Local mountain bikers have spent the last decade building their own makeshift park just off the Ganatchio Trail in the Little River corridor.

But they are worried their park will soon be flattened by the City of Windsor.

The unofficial park has led to complaints from some residents, but the people who use the park are finding some support at city hall.

For 10 years the homemade park has been a "hidden gem" according to Terry Pargelen, who rides there as much as possible.

“We don't want to lose what we have," says Pargelen. “We got word last week that the city was going to come and they want to knock it down and flatten it due to liability reasons and everything."

Pargelen and other mountain bikers have shaped jumps and cleared brush to have their own place to enjoy.

“The city has skate parks for the skate boarders and the scooters and the bmx'ers, there's nothing really geared towards bikers that ride large bike like we ride," he says.

The group met with Ward 7 councillor Irek Kusmierczyk Monday afternoon to see what can be done.

“I've asked administration to take a pause and see what we can do to work with the off road cycling community in terms of maintaining that infrastructure."

Kusmierczyk believes there are valid safety concerns but that doesn't mean the park should be destroyed.
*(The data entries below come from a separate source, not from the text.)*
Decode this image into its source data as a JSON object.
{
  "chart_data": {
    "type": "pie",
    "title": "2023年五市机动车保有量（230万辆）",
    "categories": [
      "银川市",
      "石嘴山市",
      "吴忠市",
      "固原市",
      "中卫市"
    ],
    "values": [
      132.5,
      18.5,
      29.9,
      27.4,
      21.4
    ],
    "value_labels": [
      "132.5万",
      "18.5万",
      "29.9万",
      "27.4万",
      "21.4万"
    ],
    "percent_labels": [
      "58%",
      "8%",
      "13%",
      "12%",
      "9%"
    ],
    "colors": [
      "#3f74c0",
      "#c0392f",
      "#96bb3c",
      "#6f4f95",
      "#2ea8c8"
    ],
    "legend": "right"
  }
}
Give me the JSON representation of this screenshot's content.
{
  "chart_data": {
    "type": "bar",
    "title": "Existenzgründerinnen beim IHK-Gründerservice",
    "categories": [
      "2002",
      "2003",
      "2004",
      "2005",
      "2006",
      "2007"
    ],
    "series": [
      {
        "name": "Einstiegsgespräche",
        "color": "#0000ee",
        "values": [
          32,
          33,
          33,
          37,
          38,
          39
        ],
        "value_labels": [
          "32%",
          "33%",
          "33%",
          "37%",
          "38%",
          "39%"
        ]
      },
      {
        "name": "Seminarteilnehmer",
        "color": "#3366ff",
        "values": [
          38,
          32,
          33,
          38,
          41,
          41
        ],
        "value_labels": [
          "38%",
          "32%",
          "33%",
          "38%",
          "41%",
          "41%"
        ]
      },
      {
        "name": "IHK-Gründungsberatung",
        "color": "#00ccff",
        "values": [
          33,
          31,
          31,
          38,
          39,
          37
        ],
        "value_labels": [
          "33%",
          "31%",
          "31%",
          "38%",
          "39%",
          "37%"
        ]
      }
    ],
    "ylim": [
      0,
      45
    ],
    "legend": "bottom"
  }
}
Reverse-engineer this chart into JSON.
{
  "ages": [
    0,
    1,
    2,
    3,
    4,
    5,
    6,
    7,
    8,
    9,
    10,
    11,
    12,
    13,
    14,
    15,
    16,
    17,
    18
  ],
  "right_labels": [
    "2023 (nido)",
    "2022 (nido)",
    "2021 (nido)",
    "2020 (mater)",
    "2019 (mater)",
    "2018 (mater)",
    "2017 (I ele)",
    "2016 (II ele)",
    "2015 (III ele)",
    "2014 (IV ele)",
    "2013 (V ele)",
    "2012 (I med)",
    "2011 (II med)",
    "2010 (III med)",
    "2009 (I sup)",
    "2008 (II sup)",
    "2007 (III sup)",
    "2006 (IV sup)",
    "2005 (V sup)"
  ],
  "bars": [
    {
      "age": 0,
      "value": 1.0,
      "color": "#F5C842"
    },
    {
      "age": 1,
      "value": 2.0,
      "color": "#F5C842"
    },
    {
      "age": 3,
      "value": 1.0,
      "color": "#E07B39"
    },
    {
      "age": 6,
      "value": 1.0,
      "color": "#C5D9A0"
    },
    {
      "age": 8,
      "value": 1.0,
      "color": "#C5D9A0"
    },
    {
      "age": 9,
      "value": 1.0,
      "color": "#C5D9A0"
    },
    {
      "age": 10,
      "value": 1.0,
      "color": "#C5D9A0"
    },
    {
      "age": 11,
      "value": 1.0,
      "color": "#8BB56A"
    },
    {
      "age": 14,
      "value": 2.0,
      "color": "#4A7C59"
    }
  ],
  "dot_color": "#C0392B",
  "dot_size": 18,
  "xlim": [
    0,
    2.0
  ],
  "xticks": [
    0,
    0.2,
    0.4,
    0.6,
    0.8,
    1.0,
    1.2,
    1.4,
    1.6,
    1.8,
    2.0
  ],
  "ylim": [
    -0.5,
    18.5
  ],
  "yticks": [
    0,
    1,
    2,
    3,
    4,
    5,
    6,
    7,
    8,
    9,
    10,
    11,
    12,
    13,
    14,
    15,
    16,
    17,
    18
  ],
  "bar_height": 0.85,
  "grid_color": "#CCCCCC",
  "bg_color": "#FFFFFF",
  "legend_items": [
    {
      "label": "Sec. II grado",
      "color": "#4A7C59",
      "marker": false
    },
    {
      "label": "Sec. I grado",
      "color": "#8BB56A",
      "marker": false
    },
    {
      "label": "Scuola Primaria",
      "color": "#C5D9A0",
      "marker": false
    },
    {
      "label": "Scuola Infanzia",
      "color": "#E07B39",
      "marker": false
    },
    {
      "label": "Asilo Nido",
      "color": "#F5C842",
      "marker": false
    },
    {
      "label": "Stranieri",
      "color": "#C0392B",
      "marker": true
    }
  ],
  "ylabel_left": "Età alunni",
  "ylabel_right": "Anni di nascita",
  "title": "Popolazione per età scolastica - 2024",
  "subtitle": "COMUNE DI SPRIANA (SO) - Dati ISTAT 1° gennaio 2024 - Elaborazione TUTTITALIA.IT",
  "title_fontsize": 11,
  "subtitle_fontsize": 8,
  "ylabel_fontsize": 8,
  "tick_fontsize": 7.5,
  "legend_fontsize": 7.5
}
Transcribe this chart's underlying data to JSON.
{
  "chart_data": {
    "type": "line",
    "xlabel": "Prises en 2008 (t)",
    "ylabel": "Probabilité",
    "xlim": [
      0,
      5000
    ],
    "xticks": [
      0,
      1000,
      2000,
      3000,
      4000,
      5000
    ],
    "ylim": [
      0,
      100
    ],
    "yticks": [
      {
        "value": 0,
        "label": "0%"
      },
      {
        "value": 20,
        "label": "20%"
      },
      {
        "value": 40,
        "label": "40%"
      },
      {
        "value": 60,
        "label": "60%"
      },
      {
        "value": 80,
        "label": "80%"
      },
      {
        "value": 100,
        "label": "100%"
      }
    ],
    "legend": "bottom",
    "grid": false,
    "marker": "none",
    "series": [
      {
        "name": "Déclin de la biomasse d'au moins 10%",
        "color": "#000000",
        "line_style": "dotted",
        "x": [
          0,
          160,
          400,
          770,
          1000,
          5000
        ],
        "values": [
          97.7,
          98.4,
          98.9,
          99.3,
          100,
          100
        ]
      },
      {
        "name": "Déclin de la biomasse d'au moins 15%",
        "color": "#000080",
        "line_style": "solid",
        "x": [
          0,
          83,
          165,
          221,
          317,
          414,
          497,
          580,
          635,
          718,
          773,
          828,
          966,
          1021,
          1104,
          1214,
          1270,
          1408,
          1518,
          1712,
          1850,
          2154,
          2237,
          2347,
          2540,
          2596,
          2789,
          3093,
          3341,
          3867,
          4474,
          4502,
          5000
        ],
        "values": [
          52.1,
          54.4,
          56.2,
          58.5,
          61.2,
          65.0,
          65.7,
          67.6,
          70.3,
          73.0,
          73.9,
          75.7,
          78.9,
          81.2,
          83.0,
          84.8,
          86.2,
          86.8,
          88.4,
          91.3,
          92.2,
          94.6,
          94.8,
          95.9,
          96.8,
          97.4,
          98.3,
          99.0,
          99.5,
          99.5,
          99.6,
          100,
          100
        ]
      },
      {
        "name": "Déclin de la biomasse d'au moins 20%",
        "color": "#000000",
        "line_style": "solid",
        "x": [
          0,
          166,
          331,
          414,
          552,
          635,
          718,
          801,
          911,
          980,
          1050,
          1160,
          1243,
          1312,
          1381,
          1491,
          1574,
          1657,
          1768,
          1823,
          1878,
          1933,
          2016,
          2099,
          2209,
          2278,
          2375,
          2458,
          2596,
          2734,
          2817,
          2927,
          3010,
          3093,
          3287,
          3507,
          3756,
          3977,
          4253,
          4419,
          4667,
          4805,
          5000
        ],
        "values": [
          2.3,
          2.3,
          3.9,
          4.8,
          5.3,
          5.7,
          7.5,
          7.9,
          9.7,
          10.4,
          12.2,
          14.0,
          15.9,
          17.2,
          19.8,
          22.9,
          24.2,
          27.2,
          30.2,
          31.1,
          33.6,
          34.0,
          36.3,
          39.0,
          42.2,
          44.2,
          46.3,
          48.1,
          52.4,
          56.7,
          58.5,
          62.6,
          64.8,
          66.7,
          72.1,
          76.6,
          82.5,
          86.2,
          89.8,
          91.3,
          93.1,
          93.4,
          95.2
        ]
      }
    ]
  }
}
“City of Toronto was dealing with a number of these informal parks that were being built and their response was to actually build and design a formal off road bicycle course,” says Kusmierczyk.

Kusmierczyk tells CTV News he hopes administration will look into whether or not this is something to build upon rather than remove.

“They actually brought in a world expert to help them design it to make sure that it is a safe as it possible can be and legitimate and what not, and maybe that's the process that we need to look at here as well," says Kusmierczyk.

Kusmierczyk says he will bring the issue up at the next city council meeting later this month.

“We're willing to work with the city in any way we have to to make this spot stay or have another spot that's viable for this type of use in the future," says Pargelen.